Stupich photographed these older gelatin silver prints in soft black and white, which heightens their elegiac quality. (Like his deteriorating subjects, his photos, too, have undergone alteration: They've been digitally captured and converted into inkjet prints.)
Hanging on the wall opposite from the Colorado River bridge photos, Stupich's work turns into a sober riposte to Stillings' images. Understandably, Stillings photographed the stunning new Colorado River dam with unbridled enthusiasm. Stupich's work, by contrast, is a thoughtful critique of human ambition. The large-scale projects he photographs are costly, and damaging. They can be fleeting, but their impact on the fragile Western landscape is permanent.
"Mill Ruins With Shadow at American Flat, Nevada, 1980" is a sweeping portrait of a decaying structure in the desert, its stained pillars as evocative of lost glory as the crumbling Roman Coliseum.
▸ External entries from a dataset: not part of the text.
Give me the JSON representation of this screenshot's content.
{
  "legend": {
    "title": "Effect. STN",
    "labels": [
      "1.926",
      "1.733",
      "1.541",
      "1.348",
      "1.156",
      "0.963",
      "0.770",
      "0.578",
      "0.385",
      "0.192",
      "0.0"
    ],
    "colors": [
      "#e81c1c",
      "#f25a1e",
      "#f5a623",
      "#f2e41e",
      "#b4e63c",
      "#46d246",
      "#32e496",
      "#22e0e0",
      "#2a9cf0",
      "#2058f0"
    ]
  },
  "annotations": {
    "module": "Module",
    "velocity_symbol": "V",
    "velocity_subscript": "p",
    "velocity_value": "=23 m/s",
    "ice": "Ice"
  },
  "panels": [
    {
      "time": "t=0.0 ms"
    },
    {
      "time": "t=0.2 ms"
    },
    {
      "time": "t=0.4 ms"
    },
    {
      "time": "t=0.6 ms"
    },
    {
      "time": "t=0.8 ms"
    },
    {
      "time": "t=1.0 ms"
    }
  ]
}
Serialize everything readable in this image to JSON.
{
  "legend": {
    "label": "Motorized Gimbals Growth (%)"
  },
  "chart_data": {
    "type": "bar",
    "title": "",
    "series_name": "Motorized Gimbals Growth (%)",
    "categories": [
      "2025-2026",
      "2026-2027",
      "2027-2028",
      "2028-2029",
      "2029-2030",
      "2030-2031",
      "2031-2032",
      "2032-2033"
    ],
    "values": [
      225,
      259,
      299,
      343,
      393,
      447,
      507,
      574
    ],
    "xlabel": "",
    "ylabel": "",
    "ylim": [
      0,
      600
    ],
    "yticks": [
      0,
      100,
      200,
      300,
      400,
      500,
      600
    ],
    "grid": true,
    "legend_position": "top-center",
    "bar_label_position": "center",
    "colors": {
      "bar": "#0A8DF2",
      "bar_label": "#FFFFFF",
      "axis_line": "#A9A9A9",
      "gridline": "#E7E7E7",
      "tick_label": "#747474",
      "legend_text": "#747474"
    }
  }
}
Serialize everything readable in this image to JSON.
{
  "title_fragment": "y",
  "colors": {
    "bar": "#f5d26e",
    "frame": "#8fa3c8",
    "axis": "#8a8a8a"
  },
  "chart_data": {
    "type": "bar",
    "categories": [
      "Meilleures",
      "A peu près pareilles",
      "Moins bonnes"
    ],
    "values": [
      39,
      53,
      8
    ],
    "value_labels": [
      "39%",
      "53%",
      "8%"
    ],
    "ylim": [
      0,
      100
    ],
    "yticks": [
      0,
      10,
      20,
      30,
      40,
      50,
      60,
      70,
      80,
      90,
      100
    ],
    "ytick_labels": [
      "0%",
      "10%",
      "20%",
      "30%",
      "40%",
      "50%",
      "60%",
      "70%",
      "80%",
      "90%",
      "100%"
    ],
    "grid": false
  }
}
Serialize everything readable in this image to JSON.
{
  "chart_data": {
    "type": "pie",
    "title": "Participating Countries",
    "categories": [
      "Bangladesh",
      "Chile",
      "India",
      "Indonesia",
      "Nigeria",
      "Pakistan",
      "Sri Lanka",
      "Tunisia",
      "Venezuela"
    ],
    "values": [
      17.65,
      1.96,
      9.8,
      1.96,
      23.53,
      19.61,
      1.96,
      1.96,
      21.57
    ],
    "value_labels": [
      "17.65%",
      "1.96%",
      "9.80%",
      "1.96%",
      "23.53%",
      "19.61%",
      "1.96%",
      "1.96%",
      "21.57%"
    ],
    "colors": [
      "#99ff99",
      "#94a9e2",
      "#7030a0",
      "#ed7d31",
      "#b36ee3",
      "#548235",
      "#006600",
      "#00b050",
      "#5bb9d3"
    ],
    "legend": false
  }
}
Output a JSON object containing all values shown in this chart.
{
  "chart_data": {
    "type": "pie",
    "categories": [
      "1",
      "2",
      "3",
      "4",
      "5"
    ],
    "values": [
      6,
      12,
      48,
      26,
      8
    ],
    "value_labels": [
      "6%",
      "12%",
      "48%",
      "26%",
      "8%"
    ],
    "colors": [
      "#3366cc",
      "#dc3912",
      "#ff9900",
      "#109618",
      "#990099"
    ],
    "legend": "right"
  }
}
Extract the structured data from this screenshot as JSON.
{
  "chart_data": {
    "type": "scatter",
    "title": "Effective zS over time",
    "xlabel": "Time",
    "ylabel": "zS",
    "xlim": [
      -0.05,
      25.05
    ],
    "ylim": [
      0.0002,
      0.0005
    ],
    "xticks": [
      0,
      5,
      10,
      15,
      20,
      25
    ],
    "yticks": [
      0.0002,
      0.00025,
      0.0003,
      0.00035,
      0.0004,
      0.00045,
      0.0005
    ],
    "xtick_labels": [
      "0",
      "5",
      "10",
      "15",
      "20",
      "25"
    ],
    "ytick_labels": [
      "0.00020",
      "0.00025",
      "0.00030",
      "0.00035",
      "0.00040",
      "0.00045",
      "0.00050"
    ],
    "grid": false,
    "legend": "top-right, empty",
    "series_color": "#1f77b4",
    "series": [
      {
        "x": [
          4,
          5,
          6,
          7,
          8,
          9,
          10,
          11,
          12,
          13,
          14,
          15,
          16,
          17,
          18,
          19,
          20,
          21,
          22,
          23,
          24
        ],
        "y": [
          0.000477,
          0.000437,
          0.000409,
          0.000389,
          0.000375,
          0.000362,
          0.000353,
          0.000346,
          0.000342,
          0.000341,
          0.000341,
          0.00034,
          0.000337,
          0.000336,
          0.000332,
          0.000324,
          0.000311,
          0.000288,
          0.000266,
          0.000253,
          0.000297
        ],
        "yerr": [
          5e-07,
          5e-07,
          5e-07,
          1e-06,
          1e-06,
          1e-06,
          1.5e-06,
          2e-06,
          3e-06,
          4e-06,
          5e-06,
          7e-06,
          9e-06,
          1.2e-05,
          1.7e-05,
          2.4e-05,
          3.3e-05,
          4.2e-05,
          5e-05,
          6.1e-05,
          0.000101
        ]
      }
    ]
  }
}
A long shadow in the foreground even echoes the pillars of the Roman Forum. Sic transit gloria mundi.
In the small gallery in the front, Michael P. Berman has a lovely suite of gelatin silver prints on aluminum, partially colored with pigment and acrylic, and varnished or waxed. These tiny images, heavily hand-worked, stand in counterpoint to the giant scale of the industrial projects pictured in the large gallery.
Berman mostly photographs nature—desert plants, rocks and untouched vistas. But even in these quiet works, the hand of man intrudes. A wall forces a snake to crawl up on concrete; a shattered car windshield litters the desert sand.